Le spiagge più belle dell’Asinara: Cala Sabina, Cala Sant’Andrea e altri luoghi da non perdere

C’è un’isola al largo della Sardegna nord-occidentale che difficilmente può essere dimenticata da chi ha avuto la fortuna di visitarla. L’Asinara, oggi parco nazionale e area marina protetta, custodisce un paesaggio che pochi angoli del Mediterraneo possono vantare. Ci sono solo rocce bianche, macchia mediterranea, acque di un turchese che sembra irreale. Chi ancora non c’è stato ha davanti a sé qualcosa di straordinario da scoprire.
Indice dei contenuti
La scelta del catamarano per le escursioni all’Asinara
Nel mare attorno all’Asinara è possibile fare delle interessanti escursioni. Naturalmente, questo rende fondamentale affidarsi a operatori esperti che conoscono bene queste acque. Tra le opzioni più apprezzate c’è Buriana Charter, che organizza escursioni a bordo del catamarano di lusso Aqua, con una capienza massima di dodici persone: un numero pensato per mantenere l’esperienza raccolta, lontana dalla logica del turismo di massa (su burianacharter.com si trovano tutte le informazioni sulle escursioni in programma).
Le proposte sono varie e si adattano a esigenze diverse: dalla gita di una giornata intera alle uscite mattutine o pomeridiane, fino al noleggio esclusivo del catamarano per chi desidera un itinerario su misura. C’è anche la possibilità di vivere un romantico aperitivo al tramonto sull’acqua o di vivere una serata sotto le stelle con il suono delle onde come sottofondo.

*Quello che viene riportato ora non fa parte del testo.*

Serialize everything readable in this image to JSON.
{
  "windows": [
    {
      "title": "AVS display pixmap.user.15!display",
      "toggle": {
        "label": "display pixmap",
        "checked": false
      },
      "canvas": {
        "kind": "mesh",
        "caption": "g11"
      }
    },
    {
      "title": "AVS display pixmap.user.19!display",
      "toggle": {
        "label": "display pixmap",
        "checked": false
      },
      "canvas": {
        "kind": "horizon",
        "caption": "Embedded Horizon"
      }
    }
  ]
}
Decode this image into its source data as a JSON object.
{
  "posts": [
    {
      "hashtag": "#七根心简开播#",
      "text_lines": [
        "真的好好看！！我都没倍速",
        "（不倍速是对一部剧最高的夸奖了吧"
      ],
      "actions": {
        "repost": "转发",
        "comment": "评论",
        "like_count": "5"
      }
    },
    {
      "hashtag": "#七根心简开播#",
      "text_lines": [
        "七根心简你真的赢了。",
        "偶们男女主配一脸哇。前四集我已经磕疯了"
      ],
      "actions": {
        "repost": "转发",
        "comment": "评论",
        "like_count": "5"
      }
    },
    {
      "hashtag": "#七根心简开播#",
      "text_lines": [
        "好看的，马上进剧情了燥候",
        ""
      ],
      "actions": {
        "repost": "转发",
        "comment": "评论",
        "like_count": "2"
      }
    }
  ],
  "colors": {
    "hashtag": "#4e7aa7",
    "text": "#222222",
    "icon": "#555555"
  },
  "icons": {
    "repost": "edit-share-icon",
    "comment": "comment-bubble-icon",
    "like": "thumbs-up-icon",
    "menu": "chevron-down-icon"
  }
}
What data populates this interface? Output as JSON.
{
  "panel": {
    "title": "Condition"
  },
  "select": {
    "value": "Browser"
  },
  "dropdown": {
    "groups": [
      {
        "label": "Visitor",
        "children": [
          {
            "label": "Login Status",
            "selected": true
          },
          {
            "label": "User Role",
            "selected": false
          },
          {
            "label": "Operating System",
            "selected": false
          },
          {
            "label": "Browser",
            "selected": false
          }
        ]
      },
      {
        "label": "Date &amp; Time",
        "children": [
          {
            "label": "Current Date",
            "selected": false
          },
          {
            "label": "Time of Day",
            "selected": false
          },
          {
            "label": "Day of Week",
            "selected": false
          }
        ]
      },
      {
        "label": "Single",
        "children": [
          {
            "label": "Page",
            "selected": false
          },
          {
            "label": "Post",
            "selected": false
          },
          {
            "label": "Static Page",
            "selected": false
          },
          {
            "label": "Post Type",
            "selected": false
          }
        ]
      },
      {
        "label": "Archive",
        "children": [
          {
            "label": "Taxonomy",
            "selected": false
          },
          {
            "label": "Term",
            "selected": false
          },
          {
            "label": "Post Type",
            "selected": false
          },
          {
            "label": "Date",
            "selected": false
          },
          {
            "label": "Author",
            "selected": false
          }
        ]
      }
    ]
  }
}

Cala Sabina: la perla bianca del nord
Di tutto ciò che l’Asinara offre, Cala Sabina è forse il luogo che più di ogni altro colpisce al primo sguardo. Situata nella parte settentrionale dell’isola, questa spiaggia si caratterizza per una sabbia finissima, quasi bianca, che contrasta in modo netto con il verde scuro della vegetazione alle spalle. L’acqua, bassa e trasparente, cambia colore in modo graduale: dal verde smeraldo vicino alla riva al blu profondo verso il largo.
Non c’è nulla di artificiale attorno, nessuna struttura che interrompa la continuità del paesaggio. È proprio questa assenza di intervento umano a renderla così interessante, soprattutto per chi arriva dal mare e la vede apparire lentamente mentre il catamarano si avvicina alla costa.
Cala Sant’Andrea: acque cristalline e fondali da esplorare
Poco lontana, Cala Sant’Andrea ha una storia diversa ma ugualmente affascinante. La baia è più raccolta, quasi riparata, con le rocce che scendono a pelo d’acqua su entrambi i lati come a formare una cornice naturale. Le acque sono straordinariamente limpide, tanto da permettere di vedere il fondo anche a diversi metri di profondità. Per chi ama lo snorkeling, questo è uno dei punti di immersione più gratificanti dell’intera isola: la fauna ittica è abbondante e variegata, e non è raro incontrare polpi e murene che si muovono tra le rocce. La luce del pomeriggio, quando il sole inizia a spostarsi verso ovest, crea riflessi sull’acqua di una bellezza quasi difficile da descrivere.
La costa occidentale
Meno nota rispetto alle due calette precedenti, la costa occidentale dell’Asinara nasconde scorci di grande bellezza che meritano una visita. Le scogliere si fanno più alte e taglienti, il mare assume tonalità più intense e la vegetazione mediterranea cresce quasi fino all’acqua. In certi tratti, la sabbia lascia spazio a ciottoli levigati e a rocce granitiche modellate dai secoli. Non è la spiaggia da cartolina, ma qualcosa di più autentico: un paesaggio che racconta la geologia e la storia di questo lembo di terra con una forza immediata.
Punta dello Scorno e la torre di guardia
All’estremità settentrionale dell’isola, Punta dello Scorno offre uno dei panorami più emozionanti di tutta la Sardegna. Da qui lo sguardo abbraccia il mare aperto verso la Corsica e nelle giornate limpide sembra che l’orizzonte non abbia confini. La torre di avvistamento che sorge su questa punta è uno dei simboli visivi dell’isola, un punto di riferimento che i marinai hanno usato per secoli.